I'm not a country girl. I am city born, my lullabies are the sounds of sirens and 3am revellers. Four years living in Cambridge, albeit glorious and the location of my discovery of real ale, often felt like clasutrophibic village living to me. Meanwhile, my friend from rural Devon thought she had arrived in a dangerous, graffitti- ridden metropolis.
So it was with a mix of intrigued trepidation that I allowed myself to be driven down the deepest, darkest lanes of Kent towards the Westerham Brewery. When I say I allowed myself to be driven, I should admit, we actually managed to convince Non-drinking Mum to drive us there, pay £8 for a shandy and stand in a cold barn. She didn't get the reward for the crazy journey, pot-holed driveway and snow-ramped car park that we did, as we heaved open huge sliding doors to find a brewhouse brimming with jugs of beer, the glitter of fairy lights bouncing off mash tuns and hundreds of balding heads. We paid eight quid, we poured unlimited ale into our non-plastic compostable cups and we merried ourselves squeezing into nooks between pieces of brewing equipment.

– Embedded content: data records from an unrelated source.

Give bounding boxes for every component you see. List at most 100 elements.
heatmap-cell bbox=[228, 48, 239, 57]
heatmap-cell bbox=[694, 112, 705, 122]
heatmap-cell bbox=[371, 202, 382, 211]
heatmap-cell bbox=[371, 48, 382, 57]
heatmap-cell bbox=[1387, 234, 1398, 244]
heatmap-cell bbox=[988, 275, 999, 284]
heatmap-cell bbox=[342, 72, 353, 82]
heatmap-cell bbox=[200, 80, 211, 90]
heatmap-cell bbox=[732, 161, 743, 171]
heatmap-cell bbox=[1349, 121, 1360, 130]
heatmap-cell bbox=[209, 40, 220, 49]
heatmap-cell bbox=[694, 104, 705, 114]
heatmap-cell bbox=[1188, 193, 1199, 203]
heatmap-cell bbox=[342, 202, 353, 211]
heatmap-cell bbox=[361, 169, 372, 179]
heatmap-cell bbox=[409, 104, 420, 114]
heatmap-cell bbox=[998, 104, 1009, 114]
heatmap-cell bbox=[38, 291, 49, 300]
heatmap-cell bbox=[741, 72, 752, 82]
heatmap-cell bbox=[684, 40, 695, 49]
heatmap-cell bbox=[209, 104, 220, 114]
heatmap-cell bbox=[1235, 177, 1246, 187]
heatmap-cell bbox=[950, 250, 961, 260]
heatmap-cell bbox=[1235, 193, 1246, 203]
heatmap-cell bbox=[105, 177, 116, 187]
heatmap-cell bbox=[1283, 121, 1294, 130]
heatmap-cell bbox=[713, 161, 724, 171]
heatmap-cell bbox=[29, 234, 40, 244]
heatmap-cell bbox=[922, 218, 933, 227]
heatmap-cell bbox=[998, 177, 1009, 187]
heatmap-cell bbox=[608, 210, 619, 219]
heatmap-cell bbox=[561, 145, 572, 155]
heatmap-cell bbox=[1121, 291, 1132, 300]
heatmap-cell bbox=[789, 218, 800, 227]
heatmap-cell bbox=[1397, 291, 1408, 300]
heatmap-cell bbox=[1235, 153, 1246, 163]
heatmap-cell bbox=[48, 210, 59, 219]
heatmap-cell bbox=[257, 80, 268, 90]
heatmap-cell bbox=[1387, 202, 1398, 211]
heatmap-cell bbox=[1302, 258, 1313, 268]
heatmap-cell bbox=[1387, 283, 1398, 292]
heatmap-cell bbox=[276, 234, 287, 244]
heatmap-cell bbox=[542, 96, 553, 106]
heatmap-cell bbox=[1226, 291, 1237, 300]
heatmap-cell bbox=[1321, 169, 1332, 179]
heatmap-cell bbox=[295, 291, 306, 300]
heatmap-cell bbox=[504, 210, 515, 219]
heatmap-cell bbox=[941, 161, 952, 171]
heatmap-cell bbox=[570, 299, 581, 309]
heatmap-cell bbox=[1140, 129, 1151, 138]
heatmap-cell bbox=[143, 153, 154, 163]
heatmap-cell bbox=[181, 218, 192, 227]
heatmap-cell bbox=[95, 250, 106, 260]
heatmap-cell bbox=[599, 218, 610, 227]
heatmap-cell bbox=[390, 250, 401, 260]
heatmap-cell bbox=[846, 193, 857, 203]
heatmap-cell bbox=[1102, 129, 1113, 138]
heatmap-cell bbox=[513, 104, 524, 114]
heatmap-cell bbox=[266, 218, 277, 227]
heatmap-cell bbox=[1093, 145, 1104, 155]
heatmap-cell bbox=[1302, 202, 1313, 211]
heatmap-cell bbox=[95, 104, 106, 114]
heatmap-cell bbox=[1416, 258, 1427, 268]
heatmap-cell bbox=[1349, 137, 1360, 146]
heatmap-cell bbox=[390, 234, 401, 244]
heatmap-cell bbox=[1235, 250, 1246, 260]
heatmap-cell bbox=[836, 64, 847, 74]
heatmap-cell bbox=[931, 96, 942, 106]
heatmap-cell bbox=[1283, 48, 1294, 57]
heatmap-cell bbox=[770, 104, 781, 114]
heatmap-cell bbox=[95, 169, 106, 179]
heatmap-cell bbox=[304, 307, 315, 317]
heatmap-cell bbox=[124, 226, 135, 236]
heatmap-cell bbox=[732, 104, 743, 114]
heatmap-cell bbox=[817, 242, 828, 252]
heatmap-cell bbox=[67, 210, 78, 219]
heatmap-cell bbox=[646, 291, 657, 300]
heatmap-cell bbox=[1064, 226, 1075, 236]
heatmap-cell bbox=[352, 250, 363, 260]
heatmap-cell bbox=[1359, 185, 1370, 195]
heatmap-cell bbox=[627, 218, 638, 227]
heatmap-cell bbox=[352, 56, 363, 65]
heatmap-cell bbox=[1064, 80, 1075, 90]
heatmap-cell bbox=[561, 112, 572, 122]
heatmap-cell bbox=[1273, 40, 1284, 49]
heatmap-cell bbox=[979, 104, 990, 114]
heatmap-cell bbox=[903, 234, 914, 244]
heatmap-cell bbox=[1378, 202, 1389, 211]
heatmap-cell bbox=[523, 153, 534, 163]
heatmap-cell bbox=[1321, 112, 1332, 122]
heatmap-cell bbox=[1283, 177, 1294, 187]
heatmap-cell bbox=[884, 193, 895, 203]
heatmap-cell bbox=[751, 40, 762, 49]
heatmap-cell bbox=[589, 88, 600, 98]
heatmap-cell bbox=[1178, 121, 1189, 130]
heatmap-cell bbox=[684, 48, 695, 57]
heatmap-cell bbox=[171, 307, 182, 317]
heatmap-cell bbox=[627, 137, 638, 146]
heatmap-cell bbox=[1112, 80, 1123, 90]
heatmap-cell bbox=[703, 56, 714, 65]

We made our way along the jugs, from the refreshing 1965 Special Bitter, the William Wilborforce Freedom Ale (mixing demerera sugar- fairtrade, of course- with Kentish hops), past SPA, British Bulldog, Finchcocks Orginial and Grasshopper, to the Christmas brew God's Wallop and the relatively new Double Stout. We had an 18 pint box of God's Wallop last Christmas (it goes very well with turkey, in fact, the food offering at the brewery itself were baps of turkey marinated in the stuff). This year, we will be making our way through an 18 pinter of the Double Stout- a beautifully rich and fruity, yet smooth, easy drinking beer full of winter warming oomph.
Westerham is a brewery which, from the farmyard location and open-air gents, appears quaint and old-fashioned but in reality is at the forefront of innovation in beer. Robert Wicks, the brewery's founder, peppered his tour with nuggets of the future- his sccience geek 'hoprocket' system (oo-er), the eclectic, up-coming international beer style specials, the ethical and environmental credentials of the brewery, all the while singing of the health benefits of ale. They have recently started growing their own malt and use almost entirely Kentish grown hops, being loyal to the beer heritage of the local area both through the ingredients sourced and by creating beers to old recipes from the archives (and the original yeast) of the famous Black Eagle Brewery.
A unique experience: a glimpse of the future, in a dark and muddy farm, while handling the biggest jugs around. (Ahem).